Released to theaters as part of After Dark Films 8 Films to Die For horror fest, this movie probably wouldn't have been so widely seen aside from its eventual DVD release in '07. I've been following director Mike Mendez since viewing his first film Real Killers and The Convent back in 2000. Both films proved that a relatively unknown director could accomplish a lot with very little. The man knew how to successfully combine horror and action into one project and even though they may not be the best films, they sure were fun to watch.

After working on the Boogeyman II horror-docu compilation, he returns with The Gravedancers. Using a bigger budget than he's used to, Mike Mendez once again uses the same formula of action and horror to bring forth another entertaining movie-going experience. The film isn't the smartest in terms of scripts, but it does offer some slight originality by the way they depict their ghosts and how they decide to use three instead of just one spirit. Of course using more than one spirit has been done in the past, it's just refreshing to see it resurface among this recent wave of Asian-remake horror that generally revolves around the same kind of scares and ghosts.

The story follows three friends as they visit a friend's grave one night and in order to cope with the sudden death, they drink their sorrows away. After reciting some lines from a mysterious piece of paper that was left on one of the graves (which turned out to be some sort of scripture that unleashes the spirits) each of the drunkards ends up dancing on specific graves in what's secretly known as the "psycho section" due to the fact that the bodies buried there were of sadists and murders.

What might have seemed like a good idea at the time turns out to be the demise for each of our characters, as the spirit on the grave that each person danced on comes after them and attempts to kill them in the same fashion as they did to their victims when they were still living. From the sadistic court judge, the jealous cold-hearted axe-wielding wife, and the young pyromaniac child, our leads are in over their heads. The friends recruit the aid of a couple parapsychologists in hopes of somehow finding a way to stop these evil spirits before it's too late.

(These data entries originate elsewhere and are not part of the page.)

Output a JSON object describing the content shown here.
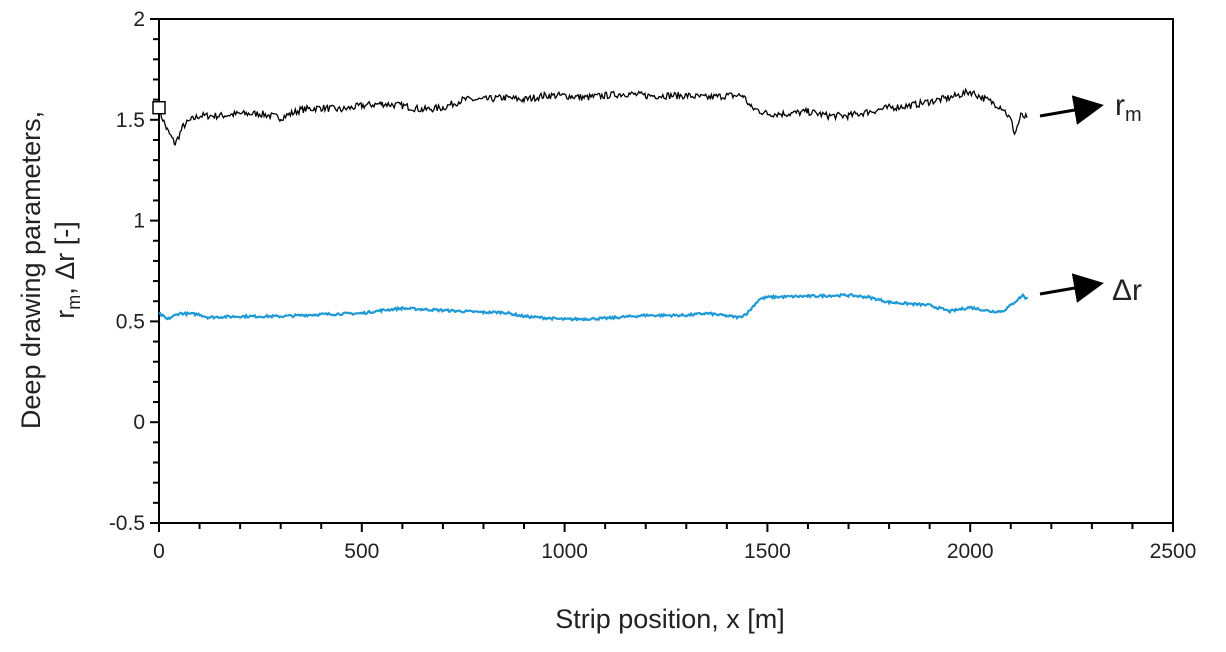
{
  "chart_data": {
    "type": "line",
    "xlabel": "Strip position, x [m]",
    "ylabel_line1": "Deep drawing parameters,",
    "ylabel_line2_parts": [
      "r",
      "m",
      ", Δr [-]"
    ],
    "xlim": [
      0,
      2500
    ],
    "ylim": [
      -0.5,
      2
    ],
    "xticks": [
      "0",
      "500",
      "1000",
      "1500",
      "2000",
      "2500"
    ],
    "yticks": [
      "-0.5",
      "0",
      "0.5",
      "1",
      "1.5",
      "2"
    ],
    "grid": false,
    "colors": {
      "rm": "#000000",
      "dr": "#1f9ad6"
    },
    "annotations": {
      "rm_base": "r",
      "rm_sub": "m",
      "dr": "Δr"
    },
    "marker": {
      "x": 0,
      "y": 1.56,
      "shape": "open-square"
    },
    "series": [
      {
        "key": "rm",
        "x": [
          0,
          20,
          40,
          60,
          80,
          100,
          150,
          200,
          250,
          300,
          350,
          400,
          450,
          500,
          550,
          600,
          650,
          700,
          750,
          800,
          850,
          900,
          950,
          1000,
          1050,
          1100,
          1150,
          1200,
          1250,
          1300,
          1350,
          1400,
          1440,
          1460,
          1500,
          1550,
          1600,
          1650,
          1700,
          1750,
          1800,
          1850,
          1900,
          1950,
          2000,
          2050,
          2080,
          2100,
          2110,
          2125,
          2140
        ],
        "y": [
          1.55,
          1.45,
          1.38,
          1.47,
          1.5,
          1.52,
          1.52,
          1.53,
          1.53,
          1.51,
          1.55,
          1.56,
          1.55,
          1.57,
          1.58,
          1.57,
          1.55,
          1.56,
          1.6,
          1.6,
          1.61,
          1.6,
          1.62,
          1.62,
          1.61,
          1.62,
          1.63,
          1.62,
          1.62,
          1.62,
          1.61,
          1.62,
          1.62,
          1.56,
          1.53,
          1.53,
          1.54,
          1.52,
          1.52,
          1.54,
          1.56,
          1.57,
          1.59,
          1.61,
          1.64,
          1.59,
          1.56,
          1.5,
          1.43,
          1.52,
          1.51
        ]
      },
      {
        "key": "dr",
        "x": [
          0,
          20,
          50,
          100,
          120,
          200,
          300,
          400,
          500,
          550,
          600,
          650,
          700,
          800,
          850,
          900,
          1000,
          1100,
          1200,
          1300,
          1350,
          1430,
          1450,
          1480,
          1500,
          1600,
          1700,
          1750,
          1800,
          1900,
          1950,
          2000,
          2050,
          2080,
          2100,
          2130,
          2140
        ],
        "y": [
          0.54,
          0.51,
          0.54,
          0.535,
          0.52,
          0.525,
          0.525,
          0.535,
          0.54,
          0.555,
          0.565,
          0.56,
          0.555,
          0.545,
          0.545,
          0.525,
          0.51,
          0.515,
          0.53,
          0.53,
          0.54,
          0.52,
          0.54,
          0.61,
          0.62,
          0.625,
          0.63,
          0.62,
          0.595,
          0.58,
          0.55,
          0.57,
          0.55,
          0.55,
          0.58,
          0.63,
          0.61
        ]
      }
    ]
  }
}
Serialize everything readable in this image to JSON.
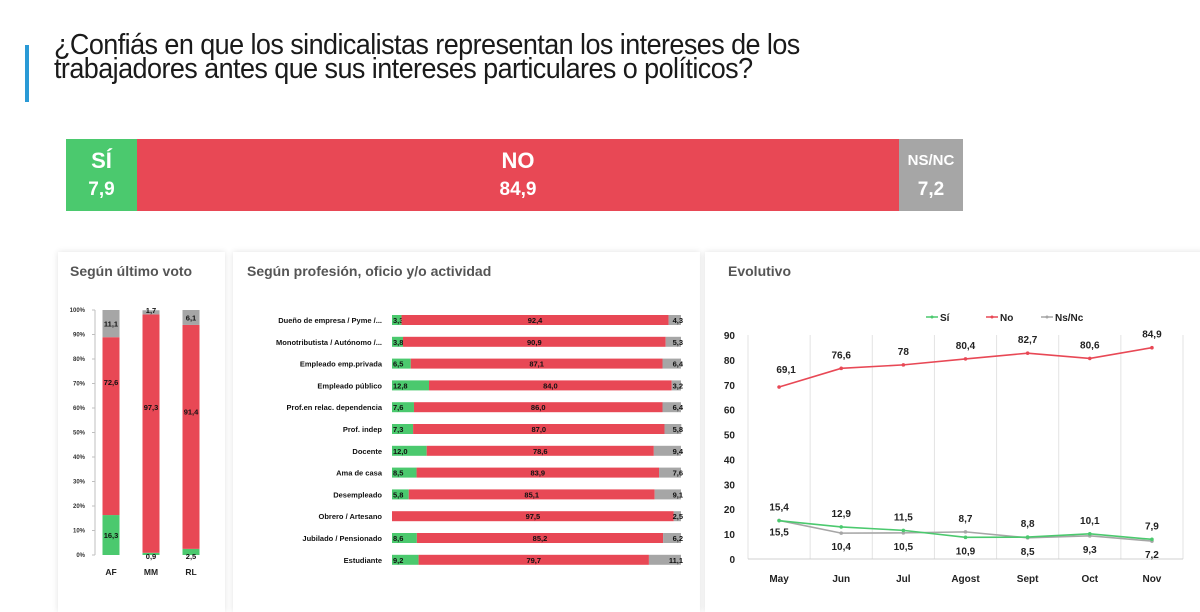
{
  "title": {
    "line1": "¿Confiás en que los sindicalistas representan los intereses de los",
    "line2": "trabajadores antes que sus intereses particulares o políticos?"
  },
  "colors": {
    "si": "#4bc96e",
    "no": "#e84855",
    "ns": "#a6a6a6",
    "accent": "#2a9ad6"
  },
  "topbar": {
    "segments": [
      {
        "label": "SÍ",
        "value": 7.9,
        "display": "7,9",
        "color": "#4bc96e"
      },
      {
        "label": "NO",
        "value": 84.9,
        "display": "84,9",
        "color": "#e84855"
      },
      {
        "label": "NS/NC",
        "value": 7.2,
        "display": "7,2",
        "color": "#a6a6a6"
      }
    ]
  },
  "panels": {
    "voto_title": "Según último voto",
    "profesion_title": "Según profesión, oficio y/o actividad",
    "evolutivo_title": "Evolutivo"
  },
  "chart_data": [
    {
      "type": "bar",
      "stacked": true,
      "title": "Según último voto",
      "categories": [
        "AF",
        "MM",
        "RL"
      ],
      "yticks": [
        "0%",
        "10%",
        "20%",
        "30%",
        "40%",
        "50%",
        "60%",
        "70%",
        "80%",
        "90%",
        "100%"
      ],
      "ylim": [
        0,
        100
      ],
      "series": [
        {
          "name": "Sí",
          "color": "#4bc96e",
          "values": [
            16.3,
            0.9,
            2.5
          ],
          "labels": [
            "16,3",
            "0,9",
            "2,5"
          ]
        },
        {
          "name": "No",
          "color": "#e84855",
          "values": [
            72.6,
            97.3,
            91.4
          ],
          "labels": [
            "72,6",
            "97,3",
            "91,4"
          ]
        },
        {
          "name": "Ns/Nc",
          "color": "#a6a6a6",
          "values": [
            11.1,
            1.7,
            6.1
          ],
          "labels": [
            "11,1",
            "1,7",
            "6,1"
          ]
        }
      ]
    },
    {
      "type": "bar",
      "orientation": "horizontal",
      "stacked": true,
      "title": "Según profesión, oficio y/o actividad",
      "categories": [
        "Dueño de empresa / Pyme /...",
        "Monotributista / Autónomo /...",
        "Empleado emp.privada",
        "Empleado público",
        "Prof.en relac. dependencia",
        "Prof. indep",
        "Docente",
        "Ama de casa",
        "Desempleado",
        "Obrero / Artesano",
        "Jubilado / Pensionado",
        "Estudiante"
      ],
      "series": [
        {
          "name": "Sí",
          "color": "#4bc96e",
          "values": [
            3.3,
            3.8,
            6.5,
            12.8,
            7.6,
            7.3,
            12.0,
            8.5,
            5.8,
            0,
            8.6,
            9.2
          ],
          "labels": [
            "3,3",
            "3,8",
            "6,5",
            "12,8",
            "7,6",
            "7,3",
            "12,0",
            "8,5",
            "5,8",
            "",
            "8,6",
            "9,2"
          ]
        },
        {
          "name": "No",
          "color": "#e84855",
          "values": [
            92.4,
            90.9,
            87.1,
            84.0,
            86.0,
            87.0,
            78.6,
            83.9,
            85.1,
            97.5,
            85.2,
            79.7
          ],
          "labels": [
            "92,4",
            "90,9",
            "87,1",
            "84,0",
            "86,0",
            "87,0",
            "78,6",
            "83,9",
            "85,1",
            "97,5",
            "85,2",
            "79,7"
          ]
        },
        {
          "name": "Ns/Nc",
          "color": "#a6a6a6",
          "values": [
            4.3,
            5.3,
            6.4,
            3.2,
            6.4,
            5.8,
            9.4,
            7.6,
            9.1,
            2.5,
            6.2,
            11.1
          ],
          "labels": [
            "4,3",
            "5,3",
            "6,4",
            "3,2",
            "6,4",
            "5,8",
            "9,4",
            "7,6",
            "9,1",
            "2,5",
            "6,2",
            "11,1"
          ]
        }
      ]
    },
    {
      "type": "line",
      "title": "Evolutivo",
      "categories": [
        "May",
        "Jun",
        "Jul",
        "Agost",
        "Sept",
        "Oct",
        "Nov"
      ],
      "yticks": [
        "0",
        "10",
        "20",
        "30",
        "40",
        "50",
        "60",
        "70",
        "80",
        "90"
      ],
      "ylim": [
        0,
        90
      ],
      "grid": true,
      "legend": "top",
      "series": [
        {
          "name": "Sí",
          "color": "#4bc96e",
          "values": [
            15.4,
            12.9,
            11.5,
            8.7,
            8.8,
            10.1,
            7.9
          ],
          "labels": [
            "15,4",
            "12,9",
            "11,5",
            "8,7",
            "8,8",
            "10,1",
            "7,9"
          ]
        },
        {
          "name": "No",
          "color": "#e84855",
          "values": [
            69.1,
            76.6,
            78,
            80.4,
            82.7,
            80.6,
            84.9
          ],
          "labels": [
            "69,1",
            "76,6",
            "78",
            "80,4",
            "82,7",
            "80,6",
            "84,9"
          ]
        },
        {
          "name": "Ns/Nc",
          "color": "#a6a6a6",
          "values": [
            15.5,
            10.4,
            10.5,
            10.9,
            8.5,
            9.3,
            7.2
          ],
          "labels": [
            "15,5",
            "10,4",
            "10,5",
            "10,9",
            "8,5",
            "9,3",
            "7,2"
          ]
        }
      ]
    }
  ]
}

Being a fan of Fox's Prison Break, it was nice to see actor Dominic Purcell as the lead and following another horror role after his appearance as the villain in Blade: Trinity. I personally didn't find any scenes of the movie scary, but a couple scenes were somewhat creepy due to how these spirits looked. I always thought the over-sized smiling mouth and wide-eyes was always a scary feature to be on anyone, and I always questioned why it was never used in horror films.

The pacing for the film is perfect -- never going too fast or too slow, and the story unfolds as it should. The movie really only begins to fall apart when it came down to the over-the-top climax. Why they chose to end it with a huge computer-generated extravaganza is beyond me, but it just ruined the tone of the film and just seemed to be an attempt to wrap things up. Regardless, the rest of the movie was a enjoyable experience for me, and I plan to add it to my DVD collection when it's released next year.

If you see this with an open mind and don't take it seriously then you'll probably end up enjoying it as much as I did. With creepy and original-looking ghosts, the movie stands above some of the recent crap we've seen delivered in mainstream horror. Check this out when you can, and after you do, try to forget its ridiculous and over-the-top climax.